Each learning application contains 1,000 sentences from different areas of life such as shopping, hotels or restaurants. The user can choose phrases from individual categories or use the learning function with its virtual tab system, which saves the progress you have made. There is a recording of every sentence which can be played out loud. This means that your cell phone can also help, when needed, to ask for the bill or for directions, making the iPhone both a practical traveling companion and language teacher at the same time.

The 1.5 year old company with no VC is cash flow positive, says CEO Matthias Kose who keeps expenditures low. It helps that Mobilinga has only two employees and relies on freelancers if necessary, but every new app sees between 10,000 and 20,000 monthly downloads. That’s quite impressive for a company that only catered to the German market until now. Only 19 percent of iPhone/iPod Touch applications have more than 10,000 users and a mere 5 percent see more than 100,000, mobile advertising company AdMob revealed in its May 2009 metrics. The App Store’s long tail is in full effect, more than half of the apps in the AdMob network had fewer than 1,000 users in May.

But Mobilinga’s business doesn’t run by itself. The longer a Mobilinga software is listed in the App Store, the more its download numbers go down. Therefore the company has to steadily introduce more languages. Since March they have launched seven new iPhone applications which are also available for Android and Symbian, but the most money is made from the iPhone.

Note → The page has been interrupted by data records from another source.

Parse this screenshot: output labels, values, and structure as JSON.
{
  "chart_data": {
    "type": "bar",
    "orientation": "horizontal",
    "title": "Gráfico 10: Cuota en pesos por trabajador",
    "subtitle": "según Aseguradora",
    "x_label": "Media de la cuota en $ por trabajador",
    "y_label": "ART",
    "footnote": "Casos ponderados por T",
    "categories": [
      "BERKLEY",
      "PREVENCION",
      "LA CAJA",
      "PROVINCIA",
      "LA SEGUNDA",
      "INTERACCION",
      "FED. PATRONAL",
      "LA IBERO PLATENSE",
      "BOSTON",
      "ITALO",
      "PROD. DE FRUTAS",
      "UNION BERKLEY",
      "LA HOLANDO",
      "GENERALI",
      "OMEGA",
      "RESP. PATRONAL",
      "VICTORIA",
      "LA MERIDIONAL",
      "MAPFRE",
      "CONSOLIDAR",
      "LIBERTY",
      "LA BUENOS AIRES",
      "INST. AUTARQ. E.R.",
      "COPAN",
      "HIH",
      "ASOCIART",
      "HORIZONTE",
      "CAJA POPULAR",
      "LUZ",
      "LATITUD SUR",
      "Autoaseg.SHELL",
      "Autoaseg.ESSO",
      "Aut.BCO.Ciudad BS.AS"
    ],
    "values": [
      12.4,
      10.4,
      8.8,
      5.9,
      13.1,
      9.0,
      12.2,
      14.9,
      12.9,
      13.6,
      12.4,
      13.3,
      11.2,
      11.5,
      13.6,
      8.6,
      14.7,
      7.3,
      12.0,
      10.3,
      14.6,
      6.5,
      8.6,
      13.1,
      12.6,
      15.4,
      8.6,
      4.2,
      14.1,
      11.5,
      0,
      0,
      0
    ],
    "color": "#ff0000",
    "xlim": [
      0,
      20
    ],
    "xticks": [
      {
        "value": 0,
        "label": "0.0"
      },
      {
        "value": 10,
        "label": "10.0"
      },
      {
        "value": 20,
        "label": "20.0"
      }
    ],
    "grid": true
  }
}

Who would have thought that in March 1999 when Matthias Kose started his first company based on a mobile application? The hotel booking engine bedhunter.com, where I first met him, seemed extremely hot back in those days. Mobile commerce on cell phones with the new WAP Internet standard was about to explode, a Durlacher Research report said – like a lot of other reports at the time. Kose planned an IPO in just one year with expected earnings of €100m. But nothing of that materialized after Boo.com went bust in May 2000 and the European VC economy collapsed subsequently in mere weeks.

Only Kose kept up his mantra: “The age of M-Commerce is just around the corner, it’s gonna be a big business”. Ten years later he seems right. But it took longer than expected and the industry looks quite different from what we thought. Sure enough, Durlacher, whose Mobile Commerce Report saw thousands of downloads and was said to be the blueprint for 600 mobile startups’ business plans, has also disappeared.